Elderly patients in our study had more comorbidities than the younger patients as expected. Patients had significantly more hypertension, sleep apnea, and dyslipidemia. This is concordance with previous reports in the literature [8, 21]. It has been well studied that elderly patients have more chronic conditions and comorbidities, and more frail elderly patients have higher postoperative complications [17].

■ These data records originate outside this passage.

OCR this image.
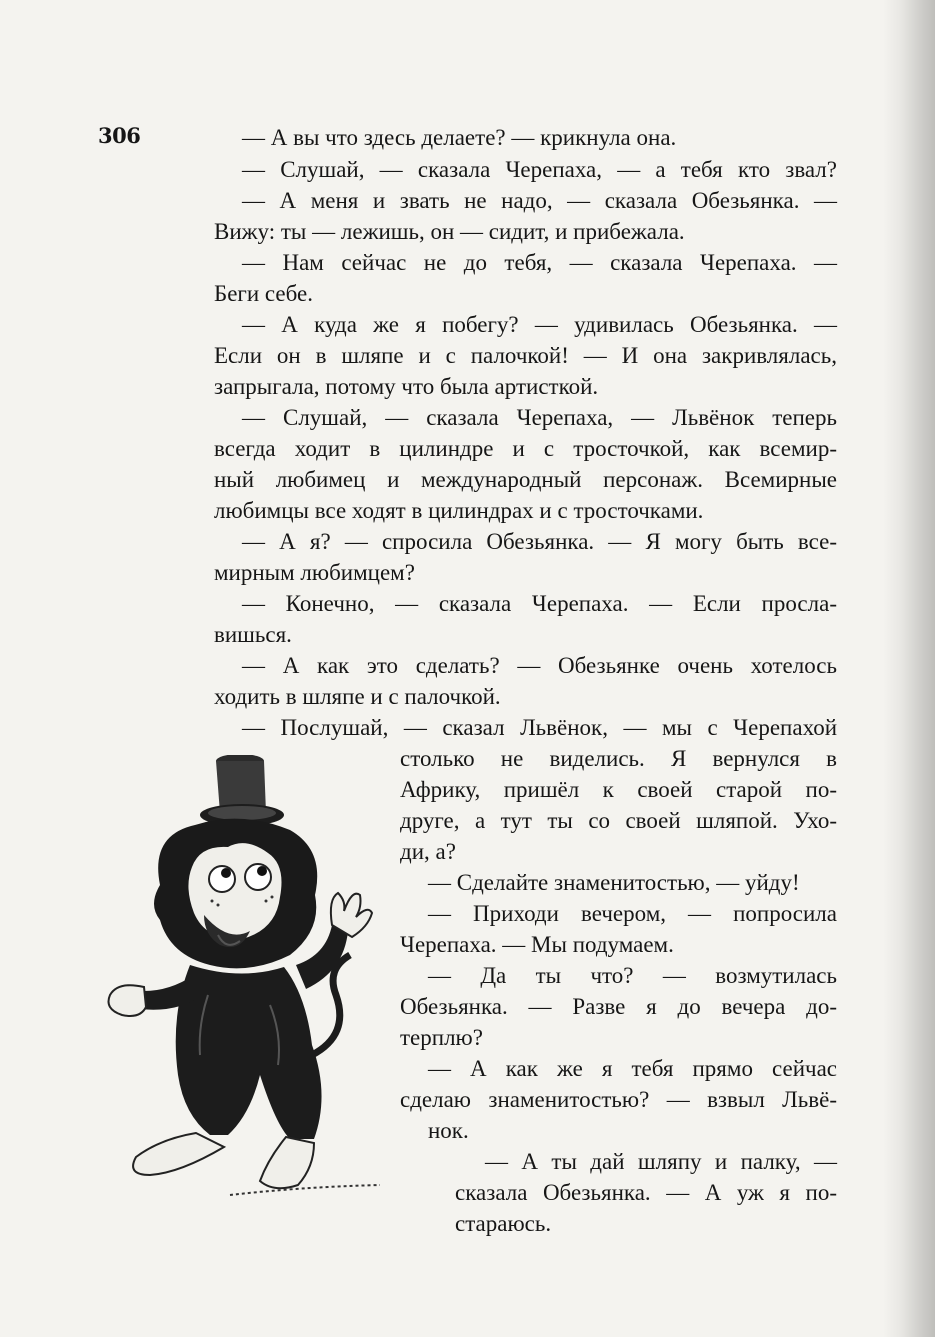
306	— А вы что здесь делаете? — крикнула она.
— Слушай, — сказала Черепаха, — а тебя кто звал?
— А меня и звать не надо, — сказала Обезьянка. —
Вижу: ты — лежишь, он — сидит, и прибежала.
— Нам сейчас не до тебя, — сказала Черепаха. —
Беги себе.
— А куда же я побегу? — удивилась Обезьянка. —
Если он в шляпе и с палочкой! — И она закривлялась,
запрыгала, потому что была артисткой.
— Слушай, — сказала Черепаха, — Львёнок теперь
всегда ходит в цилиндре и с тросточкой, как всемир-
ный любимец и международный персонаж. Всемирные
любимцы все ходят в цилиндрах и с тросточками.
— А я? — спросила Обезьянка. — Я могу быть все-
мирным любимцем?
— Конечно, — сказала Черепаха. — Если просла-
вишься.
— А как это сделать? — Обезьянке очень хотелось
ходить в шляпе и с палочкой.
— Послушай, — сказал Львёнок, — мы с Черепахой
столько не виделись. Я вернулся в
Африку, пришёл к своей старой по-
друге, а тут ты со своей шляпой. Ухо-
ди, а?
— Сделайте знаменитостью, — уйду!
— Приходи вечером, — попросила
Черепаха. — Мы подумаем.
— Да ты что? — возмутилась
Обезьянка. — Разве я до вечера до-
терплю?
— А как же я тебя прямо сейчас
сделаю знаменитостью? — взвыл Львё-
нок.
— А ты дай шляпу и палку, —
сказала Обезьянка. — А уж я по-
стараюсь.
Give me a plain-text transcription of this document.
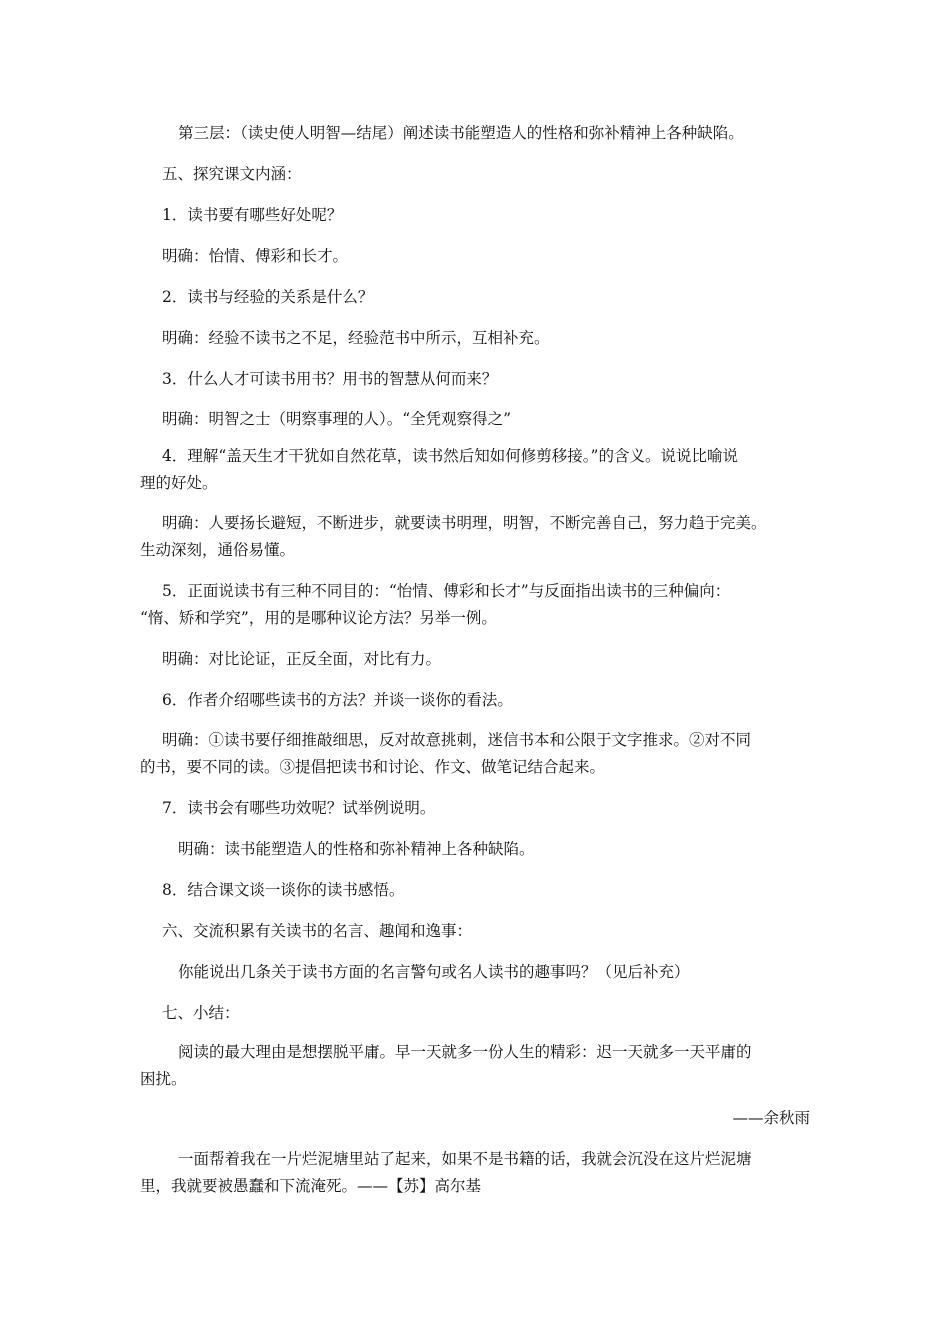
第三层：（读史使人明智—结尾）阐述读书能塑造人的性格和弥补精神上各种缺陷。
五、探究课文内涵：
1．读书要有哪些好处呢？
明确：怡情、傅彩和长才。
2．读书与经验的关系是什么？
明确：经验不读书之不足，经验范书中所示，互相补充。
3．什么人才可读书用书？用书的智慧从何而来？
明确：明智之士（明察事理的人）。“全凭观察得之”
4．理解“盖天生才干犹如自然花草，读书然后知如何修剪移接。”的含义。说说比喻说
理的好处。
明确：人要扬长避短，不断进步，就要读书明理，明智，不断完善自己，努力趋于完美。
生动深刻，通俗易懂。
5．正面说读书有三种不同目的：“怡情、傅彩和长才”与反面指出读书的三种偏向：
“惰、矫和学究”，用的是哪种议论方法？另举一例。
明确：对比论证，正反全面，对比有力。
6．作者介绍哪些读书的方法？并谈一谈你的看法。
明确：①读书要仔细推敲细思，反对故意挑刺，迷信书本和公限于文字推求。②对不同
的书，要不同的读。③提倡把读书和讨论、作文、做笔记结合起来。
7．读书会有哪些功效呢？试举例说明。
明确：读书能塑造人的性格和弥补精神上各种缺陷。
8．结合课文谈一谈你的读书感悟。
六、交流积累有关读书的名言、趣闻和逸事：
你能说出几条关于读书方面的名言警句或名人读书的趣事吗？（见后补充）
七、小结：
阅读的最大理由是想摆脱平庸。早一天就多一份人生的精彩：迟一天就多一天平庸的
困扰。
——余秋雨
一面帮着我在一片烂泥塘里站了起来，如果不是书籍的话，我就会沉没在这片烂泥塘
里，我就要被愚蠢和下流淹死。——【苏】高尔基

We observed that the elderly patients in Group B had a longer LOS by 1 day, but the same group had a lower early readmission rate. The readmission rates were 10 and 7 % in Groups A and B, respectively, which may be higher than what has been reported in the literature [22]. This may be because the parameter included all patients who had any emergency room (ER) visit within 30 days after the discharge, even if the patient’s disposition at the time of subsequent ER visit was not to be admitted to the hospital. It is still unclear as to why the readmission rate is lower in the elderly group compared to the younger group. The extra LOS may have made the difference in the immediate readmission rate during the first 30 day postoperative period, but further investigation is necessary to verify such a hypothesis. Certainly in our institution, we tend to be more conservative with our discharges for the elderly patients, as is reflected in the analysis.

However, our results show that the outcomes are comparable between the two groups in terms of surgical safety. Besides the new-onset GERD, all the other analyzed complication parameters, including but not limited to wound infection, obstruction, stricture, leak, hemorrhage, nausea, vomiting, DVT, PE, or hernia, failed to show any significant differences between the younger and older patients. The new-onset reflux can be explained by the higher percentage of gastric band patients in Group B since severe reflux is a well-documented complication after gastric band placement [23]. The higher incidence of new-onset GERD in this group needs further investigation because the rate only reflects a patient’s subjective complaints postoperatively rather than based on objective measurements or findings. In any case, these symptoms were treated satisfactorily with proton-pump inhibitors or h2 antagonist medications.

The limitations of this study include the heterogeneity of the timeframe analyzed for the two populations. However, this is a large population of patients 65 years of age and older from a single institution, which adds strength to the data.

Conclusion

This analysis of patients who are 65 years of age and older supports that bariatric surgery can be safely performed without additional short-term postoperative complications when compared to younger patients, even though the older group was proven to be more ill. Older patients should be well informed prior to the surgery of increased length of stay and incidence of reflux. Overall, as our data suggest, age greater than 65 should not be used as a contraindication to bariatric surgery.